Era un viaje peligroso para alguien tan pequeño. Varias veces estuvieron a punto de pisarlo y, en una ocasión, un perro lo arrinconó a ladridos. Pero se las arregló para cruzar el puente y llegar al mercado. Su madre lanzó un chillido cuando vio a su hijo tan diminuto, pero Hans se las ingenió para calmarla y le contó toda la historia. La madre se lo metió en el bolsillo del delantal para protegerlo y fue en busca de su marido.
- Debemos llevar a nuestro hijo inmediatamente al palacio – dijo el zapatero -. He oído que la reina está muy mal desde la desaparición de la princesa. ¡Se alegrará de oír la buena nueva!
Así pues, el matrimonio se puso en camino con Hans en el bolsillo del delantal de su madre. Por supuesto que nadie les creyó la historia cuando llegaron al palacio, y los guardias empezaban a mirarlos mal cuando apareció el doctor real.
- ¿Qué es todo este revuelo? – preguntó -. La reina necesita silencio absoluto.
El zapatero lo oyó y lo llamó frenéticamente con la mano.
- ¡Señor! ¡Señor! ¡Creo que puedo ayudaros! ¡O, mejor dicho, mi hijo!
Por suerte, el doctor ya no sabía qué hacer para curar a la reina, así que estaba dispuesto a aferrarse a cualquier cosa. Levantó las cejas mientras escuchaba la historia del zapatero, y, cuando vio a Hans, las levantó aún más. Sin perder tiempo, mandaron a buscar el carruaje real, y el doctor, el rey (que había aparecido para ver qué era todo aquel revuelo), el zapatero, su mujer y Hans se precipitaron por las estrechas callejuelas hasta cruzar el puente. Pero sólo Hans podía ver el camino que llevaba a casa de la anciana.
- Es evidente que aquí hay un hechizo muy fuerte – murmuró el doctor.
Cuando por fin llegaron a la puerta de la casa alta y oscura, la madre de Hans abrió la puerta con cuidado. ¡Allí estaban los cerdos, la princesa ganso y la vieja! Ésta lanzó un chillido y dio un paso adelante para coger a Hans, pero el niño corrió entre sus pies y tocó uno de ellos con la hierba. Hubo un gran rayo de luz verde, una nube enorme de humo negro y un hedor espantoso… y la vieja desapareció completamente y nunca más nadie volvió a verla.

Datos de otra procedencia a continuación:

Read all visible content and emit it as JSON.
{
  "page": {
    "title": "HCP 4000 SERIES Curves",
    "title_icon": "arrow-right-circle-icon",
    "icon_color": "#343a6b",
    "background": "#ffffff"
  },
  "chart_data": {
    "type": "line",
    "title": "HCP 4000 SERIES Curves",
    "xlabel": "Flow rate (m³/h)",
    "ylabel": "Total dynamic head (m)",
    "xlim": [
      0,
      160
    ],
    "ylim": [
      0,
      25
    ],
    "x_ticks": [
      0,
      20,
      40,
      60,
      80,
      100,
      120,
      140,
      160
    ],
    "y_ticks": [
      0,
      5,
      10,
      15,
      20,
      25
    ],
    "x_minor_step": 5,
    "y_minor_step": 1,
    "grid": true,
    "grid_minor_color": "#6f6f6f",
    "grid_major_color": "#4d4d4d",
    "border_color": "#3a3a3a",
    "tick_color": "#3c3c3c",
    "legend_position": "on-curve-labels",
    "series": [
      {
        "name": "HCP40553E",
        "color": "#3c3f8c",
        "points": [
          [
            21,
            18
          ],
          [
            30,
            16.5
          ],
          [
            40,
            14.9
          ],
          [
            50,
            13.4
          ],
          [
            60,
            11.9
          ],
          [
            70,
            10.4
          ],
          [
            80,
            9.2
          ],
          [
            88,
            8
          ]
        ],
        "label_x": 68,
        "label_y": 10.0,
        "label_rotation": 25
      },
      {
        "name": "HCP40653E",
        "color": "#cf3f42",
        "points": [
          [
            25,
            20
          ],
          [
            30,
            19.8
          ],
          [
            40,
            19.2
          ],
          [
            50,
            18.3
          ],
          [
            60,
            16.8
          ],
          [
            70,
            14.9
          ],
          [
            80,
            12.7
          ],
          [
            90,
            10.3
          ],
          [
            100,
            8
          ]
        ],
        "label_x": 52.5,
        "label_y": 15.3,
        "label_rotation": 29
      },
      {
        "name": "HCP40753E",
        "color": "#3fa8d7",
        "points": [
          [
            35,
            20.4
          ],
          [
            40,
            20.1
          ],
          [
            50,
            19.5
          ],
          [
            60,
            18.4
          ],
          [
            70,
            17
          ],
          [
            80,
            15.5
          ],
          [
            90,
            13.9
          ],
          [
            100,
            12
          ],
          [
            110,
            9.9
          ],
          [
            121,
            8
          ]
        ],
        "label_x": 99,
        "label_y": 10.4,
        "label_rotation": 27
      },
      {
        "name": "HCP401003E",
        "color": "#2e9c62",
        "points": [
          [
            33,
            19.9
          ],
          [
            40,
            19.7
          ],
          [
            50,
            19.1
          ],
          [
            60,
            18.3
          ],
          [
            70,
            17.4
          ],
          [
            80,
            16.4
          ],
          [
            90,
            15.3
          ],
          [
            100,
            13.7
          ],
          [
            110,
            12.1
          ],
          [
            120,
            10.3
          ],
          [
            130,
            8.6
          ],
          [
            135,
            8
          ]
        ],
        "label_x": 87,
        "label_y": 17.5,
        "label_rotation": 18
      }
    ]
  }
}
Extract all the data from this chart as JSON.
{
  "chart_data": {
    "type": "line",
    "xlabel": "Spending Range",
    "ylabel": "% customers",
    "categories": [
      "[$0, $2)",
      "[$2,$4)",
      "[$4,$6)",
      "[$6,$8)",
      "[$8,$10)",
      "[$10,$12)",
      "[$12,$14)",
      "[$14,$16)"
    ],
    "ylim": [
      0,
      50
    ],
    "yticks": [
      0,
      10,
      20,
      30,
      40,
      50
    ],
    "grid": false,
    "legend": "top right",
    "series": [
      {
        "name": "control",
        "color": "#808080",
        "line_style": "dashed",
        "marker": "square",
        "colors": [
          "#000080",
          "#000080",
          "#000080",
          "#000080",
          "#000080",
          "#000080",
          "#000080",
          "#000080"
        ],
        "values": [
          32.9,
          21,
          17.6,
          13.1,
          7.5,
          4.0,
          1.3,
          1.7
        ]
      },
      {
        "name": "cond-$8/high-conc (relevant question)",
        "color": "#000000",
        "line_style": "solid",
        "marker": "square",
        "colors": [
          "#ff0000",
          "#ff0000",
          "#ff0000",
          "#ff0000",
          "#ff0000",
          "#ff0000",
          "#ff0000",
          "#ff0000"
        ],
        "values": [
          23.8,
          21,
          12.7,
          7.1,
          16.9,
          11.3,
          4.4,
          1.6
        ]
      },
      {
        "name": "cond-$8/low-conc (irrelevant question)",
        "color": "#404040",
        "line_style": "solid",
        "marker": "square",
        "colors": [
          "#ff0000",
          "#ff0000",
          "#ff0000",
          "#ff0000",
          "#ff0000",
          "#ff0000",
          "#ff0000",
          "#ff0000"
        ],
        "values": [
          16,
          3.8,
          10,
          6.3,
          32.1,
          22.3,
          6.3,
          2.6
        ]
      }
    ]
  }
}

Hans tocó entonces a los cerdos con la hierba mágica. Apareció un rollizo cocinero con gorro y todo, y la cara delgada del carnicero con un delantal a rayas azules y blancas. A continuación Hans tocó al ganso blanco y allí estaba la princesa, vestida de blanco con rosas rojas en el cabello. Por último, la princesa agitó su varita mágica sobre el pequeño Hans y él también recuperó su aspecto de siempre.
Todos se apretujaron en el carruaje real y volvieron deprisa al palacio. La reina, en cuanto vio a la princesa, saltó de la cama y bailó por la habitación encantada de la vida. El rey convidó a toda la ciudad a un enorme banquete. El cocinero tuvo mucho trabajo y, por supuesto, el carnicero y la esposa del zapatero se encargaron de suministrar la carne y las verduras.